3.3. Desvíos de la fama

  • José Carlos Mariátegui

 

        1Poco a poco van apareciendo en el gesto, en el paso y en el continente del señor Balbuena la misma fatiga, la misma lasitud y el mismo desencanto que han aparecido en el gesto, en el paso y en el continente del señor Manzanilla. El señor Balbuena no habla, no va a Palacio, no coopera al abaratamiento de las subsistencias, no es aclamado por sus partidarios ni es recomendado en ninguna forma a la consideración pública. Ya ni siquiera se oye en el jirón de la Unión, en la puerta de una peluquería, de una confitería o de un periódico, su aguda risa estridente de avecilla alegre y venturosa.

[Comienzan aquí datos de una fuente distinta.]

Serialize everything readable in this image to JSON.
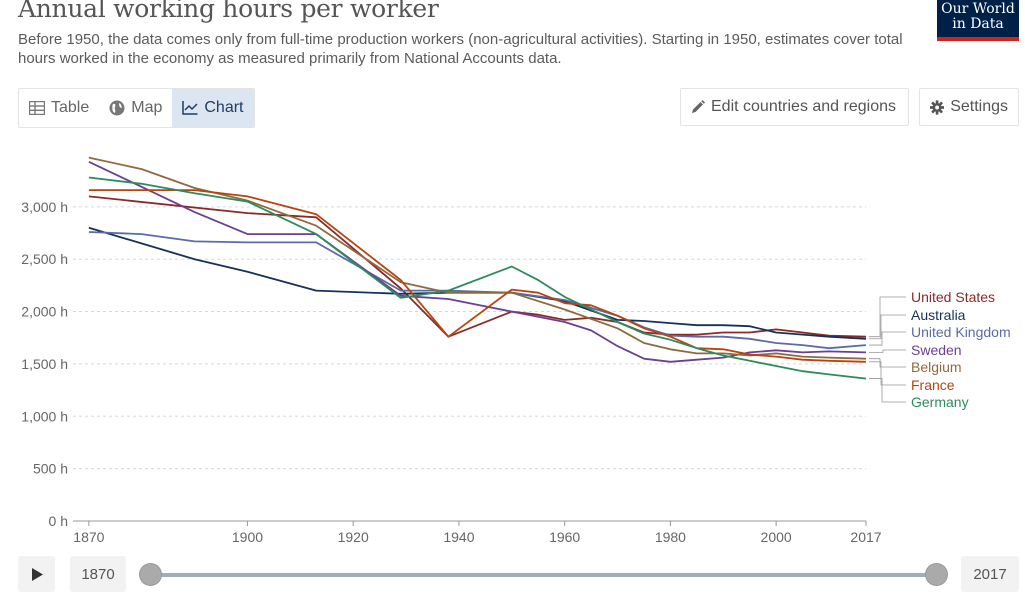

        Podría suponerse que la juventud que se le escapa al señor Manzanilla se le escapa también al señor Balbuena. Que el mal que aqueja al maestro aqueja también al más amado de sus discípulos. Que, así como el señor Manzanilla y el señor Balbuena están identificados en el gozo, están también identificados en la pena.
        Pero no es así.
        Ocurre que la dolencia del señor Balbuena no es la dolencia del señor Manzanilla. No es que el enamorado corazón del discípulo tiembla de dolor porque se apaga el brillante alborozo del maestro. Es que el señor Balbuena siente que este es un momento hostil para su celebridad. Un momento en el cual no suena, no se le comenta, no se le mira y no se le busca. Un momento en el cual acaso solo nosotros, fidelísimos amigos suyos, desafiando el enojo del gran ciudadano don Juan Manuel Torres Balcázar, nos acordamos de él para quejarnos de que la popularidad no quiera rodearlo con sus favores.

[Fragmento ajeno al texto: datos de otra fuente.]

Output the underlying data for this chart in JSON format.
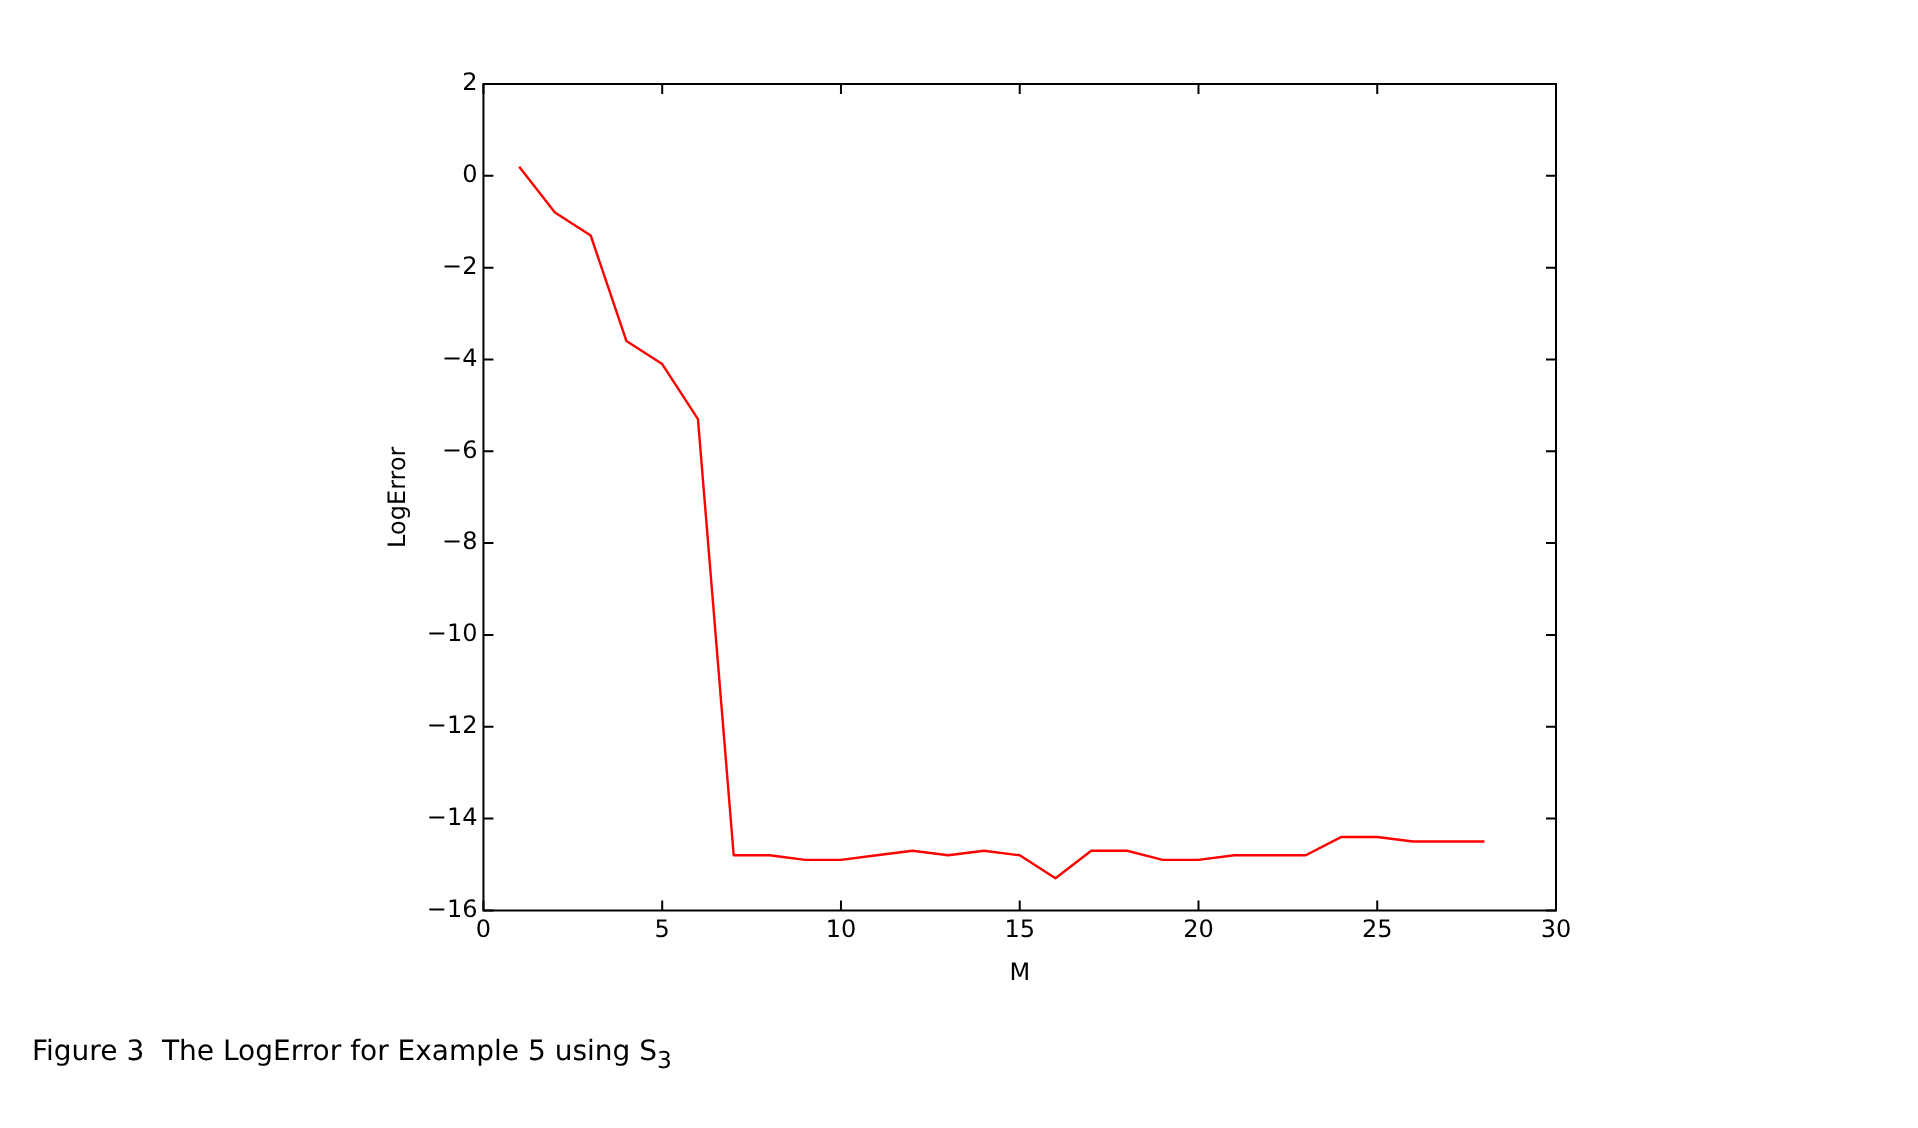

        Mucho nos contraría que el señor Balbuena no esté en el pensamiento de las gentes, ni en los carteles de las esquinas, ni en las “cabezas” de los periódicos, ni en los gritos de los clubes, ni en el diario de los debates.

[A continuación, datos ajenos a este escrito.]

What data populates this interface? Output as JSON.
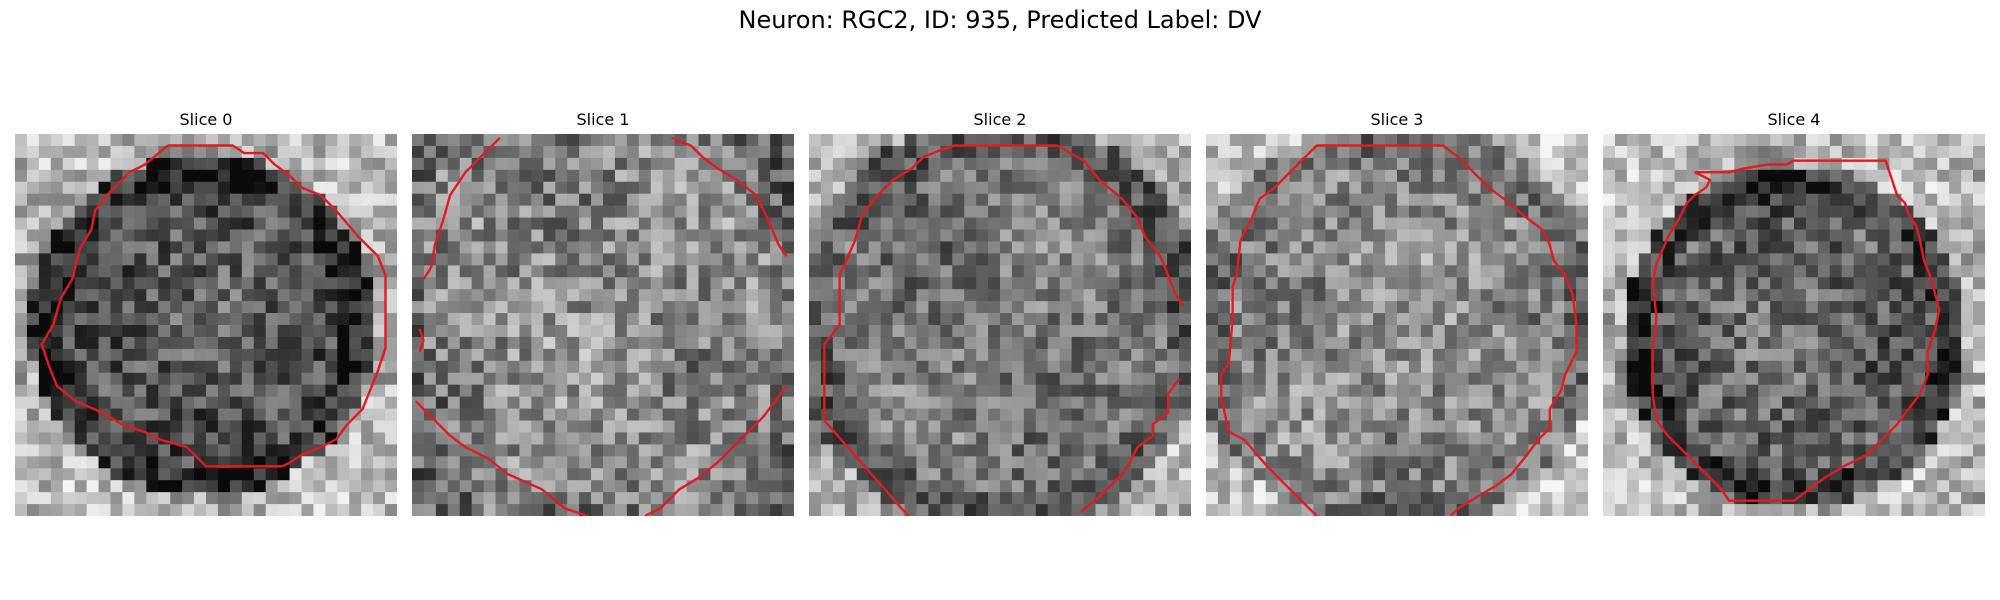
{
  "figure": {
    "title": "Neuron: RGC2, ID: 935, Predicted Label: DV"
  },
  "contour_color": "#e41a1c",
  "panels": [
    {
      "title": "Slice 0",
      "pattern": 0
    },
    {
      "title": "Slice 1",
      "pattern": 1
    },
    {
      "title": "Slice 2",
      "pattern": 2
    },
    {
      "title": "Slice 3",
      "pattern": 3
    },
    {
      "title": "Slice 4",
      "pattern": 4
    }
  ]
}
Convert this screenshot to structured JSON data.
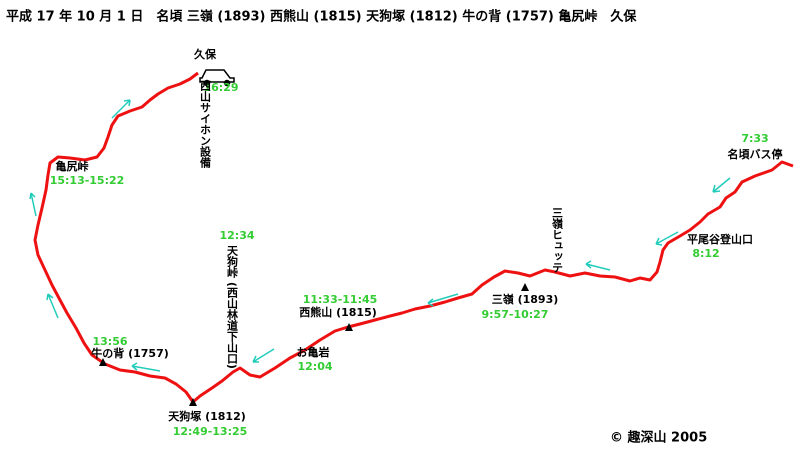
{
  "header": {
    "title": "平成 17 年 10 月 1 日　名頃 三嶺 (1893) 西熊山 (1815) 天狗塚 (1812) 牛の背 (1757) 亀尻峠　久保"
  },
  "places": [
    {
      "name": "名頃バス停",
      "time": "7:33"
    },
    {
      "name": "平尾谷登山口",
      "time": "8:12"
    },
    {
      "name": "三嶺ヒュッテ"
    },
    {
      "name": "三嶺 (1893)",
      "time": "9:57-10:27"
    },
    {
      "name": "西熊山 (1815)",
      "time": "11:33-11:45"
    },
    {
      "name": "お亀岩",
      "time": "12:04"
    },
    {
      "name": "天狗峠 (西山林道下山口)",
      "time": "12:34"
    },
    {
      "name": "天狗塚 (1812)",
      "time": "12:49-13:25"
    },
    {
      "name": "牛の背 (1757)",
      "time": "13:56"
    },
    {
      "name": "亀尻峠",
      "time": "15:13-15:22"
    },
    {
      "name": "久保",
      "time": "16:29"
    },
    {
      "name": "西山サイホン設備"
    }
  ],
  "copyright": "© 趣深山 2005"
}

        Y, por esto, le decimos:
        —¡Vaya usted, doctor, a la Cámara!
        Y él nos responde con un tono de profunda decepción:
        —¡Si voy todos los días!
        Entonces le aconsejamos:
        —Bueno; pero no se calle. ¡Pronuncie algún discurso sensacional!
        Y se queda silencioso, pensativo e irresoluto.
        Pasa en su raudo y lujoso automóvil ministerial el ministro bolchevique señor Víctor Maúrtua y nosotros se lo señalamos al señor Balbuena:
        —¡Interpele usted al señor Maúrtua! ¡Trabe usted con él sonora batalla oratoria! ¡Haga usted que la atención pública no se concentre solo alrededor del señor Maúrtua sino también alrededor de usted!
        Pero el señor Balbuena mueve la cabeza:
        —¡No puedo! ¡El señor Maúrtua es mi amigo! ¡Y para mí no es el ministro de Hacienda sino el ministro del pueblo! ¡Y yo no puedo estar contra el ministro del pueblo!
        Hondamente consternados nos tenemos, pues, que quedar con el convencimiento de que el señor Balbuena se halla en un momento de crisis para su fama, para su lustre, para su sonoridad. Él sabe que se le olvida. Pero no se rebela contra esta dura injusticia del destino.
        Le hacemos un último reproche:
        —¿Y por qué si quiera no le ha pronunciado usted un discurso de bienvenida al doctor Durand? ¿Por qué no ha proclamado usted la candidatura del doctor Durand a la presidencia de la República, así como el señor Salazar y Oyarzábal ha proclamado la candidatura del señor Leguía?